Color touches his cheeks.
“Hot means—”
“I have heard you use it before, and we are going to end this tangent, which is obviously designed to see how much you can make me blush. You have no respect for the delicate sensibilities of the Victorian male.”
I sputter a laugh, and that gets a smile from him. “Touché,” I say. “Though, honestly, even in my world, I know a lot of guys who’d blush if I called them hot. And who’d be offended if I called them cute. To women, though, cute just means attractive. So did Lily tell you anything?”
“Yes, actually, she did seem much more amenable to speaking about Nellie once you were gone. She said you are—” He stops. Clears his throat. “Sometimes people prefer speaking to a man. That is their issue, obviously, and has nothing to do with you.”
“She said I’m what?”
When he hesitates, I push, “Come on. I won’t get offended, and it helps me to know what I’m up against, with a witness. She said I’m too female? Too young? Too…”
“Uppity. She said you were uppity. Which you are not.”
I snort. “Correct me if I’m wrong, but in this era, an uppity woman is one with a decent sense of her own worth and who considers herself equal to men. So, yeah, damn straight I’m uppity.”
At that moment, Loomis rounds the corner and stares at me.
Gray doesn’t miss a beat. “He said that?”
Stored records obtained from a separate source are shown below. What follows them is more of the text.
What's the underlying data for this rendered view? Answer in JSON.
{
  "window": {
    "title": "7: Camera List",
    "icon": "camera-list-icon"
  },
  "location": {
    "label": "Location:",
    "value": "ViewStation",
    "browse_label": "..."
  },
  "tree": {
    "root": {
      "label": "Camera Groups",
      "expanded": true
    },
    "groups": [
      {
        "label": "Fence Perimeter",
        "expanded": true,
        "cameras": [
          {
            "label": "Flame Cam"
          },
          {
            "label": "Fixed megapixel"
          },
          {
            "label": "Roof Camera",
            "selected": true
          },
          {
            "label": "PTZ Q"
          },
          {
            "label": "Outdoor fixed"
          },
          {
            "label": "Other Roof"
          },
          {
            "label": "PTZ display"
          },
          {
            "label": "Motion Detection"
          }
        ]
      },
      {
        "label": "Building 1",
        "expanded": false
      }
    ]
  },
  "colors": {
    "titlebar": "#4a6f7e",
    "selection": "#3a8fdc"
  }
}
I nod. “Those exact words, sir. I am not even sure what they mean, but I was shocked. Shocked.”
The butler continues on. Once he’s gone, I lean in and whisper, “Nice save.”
“Thank you. I am curious about what that means myself, though. Damn straight? Very straight?”
I smile. “It means absolutely right. Just a little more colorful.” I glance up and down the hall. “Should we see if Isla’s ready to be collected? Then you can tell me what Lily said, and I can tell you what I got from everyone else.”
Isla is beyond ready to be collected, and I feel a little guilty about that.
Okay, I feel a lot guilty. It can be hard to tell when Isla’s having a pleasant social visit and when she’d rather stick needles under her fingernails.
She’s perfected the fine art of acting as if every host and guest is fascinating.
Lady Adler, it seems, is fine in small doses, but she’s also a bored old woman who has nothing better to do than talk. And talk. And talk.
We get Isla out of there and meet McCreadie on the corner, where he offers her his arm, and she takes it in both hands, briefly burying her face against it and declaring, “I need a drink.”
“Tea, right?” I say. “Excellent, because that is where we are going. To a tea shop.”
She gives me a murderous glare. “Unless they will supply whisky for my tea, no. I need a drink.”
I glance at Gray and pat his arm. “No afternoon tea for you. Sorry.”
“Oh, he’s fine,” Isla says. “There are cream pastries at home.”
“No, there are not,” McCreadie says. “Because, apparently, Mallory stole the last one.”
“I did not—” I bite it off. “Fine. All the cream pastries belong to Duncan, and I am a demon for thinking otherwise.”
“I … feel as if I missed something,” Isla says.
“Let us get you that drink,” McCreadie says. “We have a case to discuss.”